Pitching for funding? Here’s how to seal the deal

The best business ideas are the ones that provide easier solutions to an existing problem. These ideas, can easily be converted into businesses without much capital. PHOTO | NATION

What you need to know:

  • Many people in search of capital want to go it alone when it comes to setting up businesses, not knowing that this sometimes puts off investors. Investors are not so much interested in brilliant business ideas as they are in the team that will carry out that vision into a profitable business.
  • When people deliver their presentations, a common mistake is a tendency to over-complicate their pitches with many irrelevant details. Their PowerPoint presentations, especially, are usually cluttered with lengthy paragraphs.

Every other day, Dr Jacqueline Kisato, a lecturer at Kenyatta University, is contacted by aspiring and established entrepreneurs seeking additional capital for their businesses. The entrepreneurs, most of them from start-up companies, struggle to convince Dr Kisato and her colleagues that their businesses are worth the money they seek.

Dr Kisato is a mentor at Kenyatta University’s Chandaria Business Innovation and Incubation Centre. Her job entails reviewing pitches delivered by entrepreneurs. Over the years, she has gathered valuable nuggets of wisdom which she often shares with her mentees to help them deliver a winning pitch.

Whether you are seeking funds from a bank, an angel investor, a venture capitalist or even a family member, she has come up with seven key pointers that come in handy when facing potential investors. 

1.Grow first, seek funds later

The best business ideas are the ones that provide easier solutions to an existing problem. These ideas, can easily be converted into businesses without much capital. When you start looking for additional capital at the initial stage, many investors will give you a cold shoulder as they are uncertain whether your idea is practical. It is better to start your venture with your own savings and only seek for funding when the idea has already proven to be a success in the small-scale. Only seek capital when looking to expand and scale up your production. 

2. People invest in teams, not ideas

Many people in search of capital want to go it alone when it comes to setting up businesses, not knowing that this sometimes puts off investors. Investors are not so much interested in brilliant business ideas as they are in the team that will carry out that vision into a profitable business. Investors want to be certain that should something happen to the main owner of the business that will prevent them from running the venture, a capable team behind them will carry on the work.

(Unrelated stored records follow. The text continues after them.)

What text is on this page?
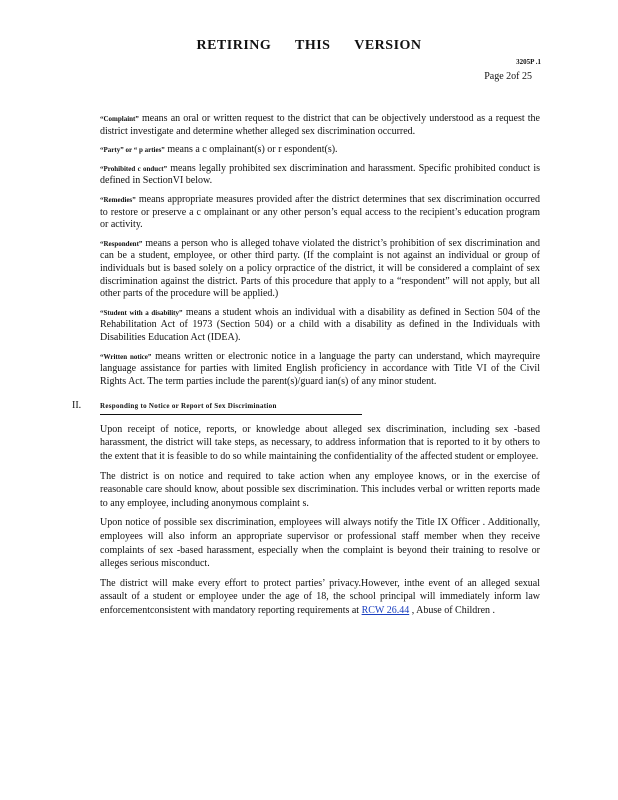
RETIRING THIS VERSION
3205P .1
Page 2of 25

“Complaint” means an oral or written request to the district that can be objectively understood as a request the district investigate and determine whether alleged sex discrimination occurred.

“Party” or “ p arties” means a c omplainant(s) or r espondent(s).

“Prohibited c onduct” means legally prohibited sex discrimination and harassment. Specific prohibited conduct is defined in SectionVI below.

“Remedies” means appropriate measures provided after the district determines that sex discrimination occurred to restore or preserve a c omplainant or any other person’s equal access to the recipient’s education program or activity.

“Respondent” means a person who is alleged tohave violated the district’s prohibition of sex discrimination and can be a student, employee, or other third party. (If the complaint is not against an individual or group of individuals but is based solely on a policy orpractice of the district, it will be considered a complaint of sex discrimination against the district. Parts of this procedure that apply to a “respondent” will not apply, but all other parts of the procedure will be applied.)

“Student with a disability” means a student whois an individual with a disability as defined in Section 504 of the Rehabilitation Act of 1973 (Section 504) or a child with a disability as defined in the Individuals with Disabilities Education Act (IDEA).

“Written notice” means written or electronic notice in a language the party can understand, which mayrequire language assistance for parties with limited English proficiency in accordance with Title VI of the Civil Rights Act. The term parties include the parent(s)/guard ian(s) of any minor student.

II.	Responding to Notice or Report of Sex Discrimination

Upon receipt of notice, reports, or knowledge about alleged sex discrimination, including sex -based harassment, the district will take steps, as necessary, to address information that is reported to it by others to the extent that it is feasible to do so while maintaining the confidentiality of the affected student or employee.

The district is on notice and required to take action when any employee knows, or in the exercise of reasonable care should know, about possible sex discrimination. This includes verbal or written reports made to any employee, including anonymous complaint s.

Upon notice of possible sex discrimination, employees will always notify the Title IX Officer . Additionally, employees will also inform an appropriate supervisor or professional staff member when they receive complaints of sex -based harassment, especially when the complaint is beyond their training to resolve or alleges serious misconduct.

The district will make every effort to protect parties’ privacy.However, inthe event of an alleged sexual assault of a student or employee under the age of 18, the school principal will immediately inform law enforcementconsistent with mandatory reporting requirements at RCW 26.44 , Abuse of Children .
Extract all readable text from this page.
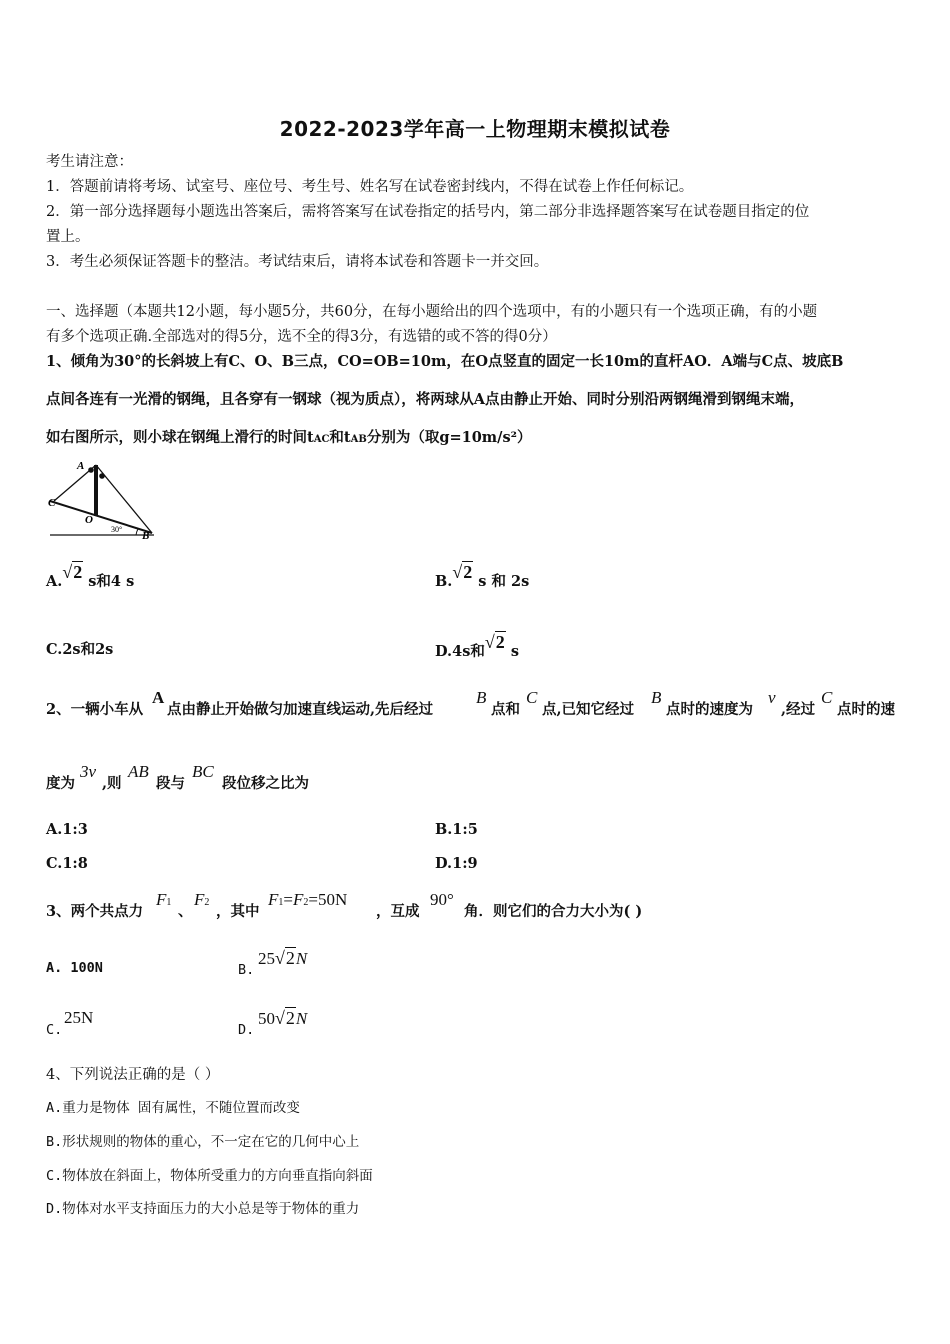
2022-2023学年高一上物理期末模拟试卷
考生请注意：
1．答题前请将考场、试室号、座位号、考生号、姓名写在试卷密封线内，不得在试卷上作任何标记。
2．第一部分选择题每小题选出答案后，需将答案写在试卷指定的括号内，第二部分非选择题答案写在试卷题目指定的位
置上。
3．考生必须保证答题卡的整洁。考试结束后，请将本试卷和答题卡一并交回。
一、选择题（本题共12小题，每小题5分，共60分，在每小题给出的四个选项中，有的小题只有一个选项正确，有的小题
有多个选项正确.全部选对的得5分，选不全的得3分，有选错的或不答的得0分）
1、倾角为30°的长斜坡上有C、O、B三点，CO=OB=10m，在O点竖直的固定一长10m的直杆AO．A端与C点、坡底B
点间各连有一光滑的钢绳，且各穿有一钢球（视为质点），将两球从A点由静止开始、同时分别沿两钢绳滑到钢绳末端，
如右图所示，则小球在钢绳上滑行的时间tAC和tAB分别为（取g=10m/s²）
A
C
O
B
30°
A.√2 s和4 s	B.√2 s 和 2s
C.2s和2s	D.4s和√2 s
2、一辆小车从
A
点由静止开始做匀加速直线运动,先后经过
B
点和
C
点,已知它经过
B
点时的速度为
v
,经过
C
点时的速
度为
3v
,则
AB
段与
BC
段位移之比为
A.1:3	B.1:5
C.1:8	D.1:9
3、两个共点力
F1
、
F2
，其中
F1=F2=50N
，互成
90°
角．则它们的合力大小为( )
A. 100N	B.
25√2N
C.
25N
D.
50√2N
4、下列说法正确的是（ ）
A.重力是物体 固有属性，不随位置而改变
B.形状规则的物体的重心，不一定在它的几何中心上
C.物体放在斜面上，物体所受重力的方向垂直指向斜面
D.物体对水平支持面压力的大小总是等于物体的重力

As such, surround yourself with individuals with diverse talents, and while pitching to investors, highlight each team members’ specific strength. 

3. Have your ‘elevator pitch’ at your fingertips

You should be able to clearly illustrate how your business solves a certain problem, tell who your customer is, narrate your financial story, explain your competitive advantage and forecast your future profit margins—all in under two minutes. This is what we call the ‘elevator pitch’. It comes in handy when you might unexpectedly bump into a potential investor, such as riding in an elevator with a bigshot CEO. Your elevator pitch should serve to whet the appetite of a would-be investor and secure an appointment for a follow-up. 

4. Cut the clutter

When people deliver their presentations, a common mistake is a tendency to over-complicate their pitches with many irrelevant details. Their PowerPoint presentations, especially, are usually cluttered with lengthy paragraphs. “At the end of the presentation, this usually feels more like a Master’s degree thesis as opposed to a swaying presentation that it’s supposed to be,” explains Dr Kisato. It is advisable to keep your presentation clear and include more photos and less text in your PowerPoints.

5. Ask for only what you need and don’t give up too much equity

Another blunder is seeking more money than your business is able to handle. This is because these investments usually have to be paid for at a later date, and biting more than you can chew may leave you incapable of paying interests that may accrue in future.

Conversely, in cases where an investor asks for a stake in your business, you should desist from giving up too much equity. No matter how desperate you are for funding, you should learn to turn down offers that ask for a controlling stake in your firm. 

6.Learn from rejections

The Chandaria Business Innovation and Incubation Centre is often forced to turn down some ideas because they do not fit correspond with their vision. Being turned down is normal, and should serve as a motivator to do better. If a certain investor declines to fund your business, ask them to refer you to  friends who could be interested in the line of business you’re dealing with. When your plea for funds is turned down, ask questions that will seek to find out where you went wrong and use the information to boost your business before approaching other investors. Successful entrepreneurs have been rejected many times, but they take it in their stride. Do not let one negative review by an investor make you lose hope and abandon your vision. 

7.Seek legal advice when sealing the deal

So you got a follow-up appointment and delivered a winning pitch, managing to convince the investors to pump money into your business. At this stage, it pays to keep your excitement in check and take your time to read through the fine print. Before you sign anything, make sure that you consult a lawyer who will help you go through the contract and point out pitfalls that your non-legal eye might have missed.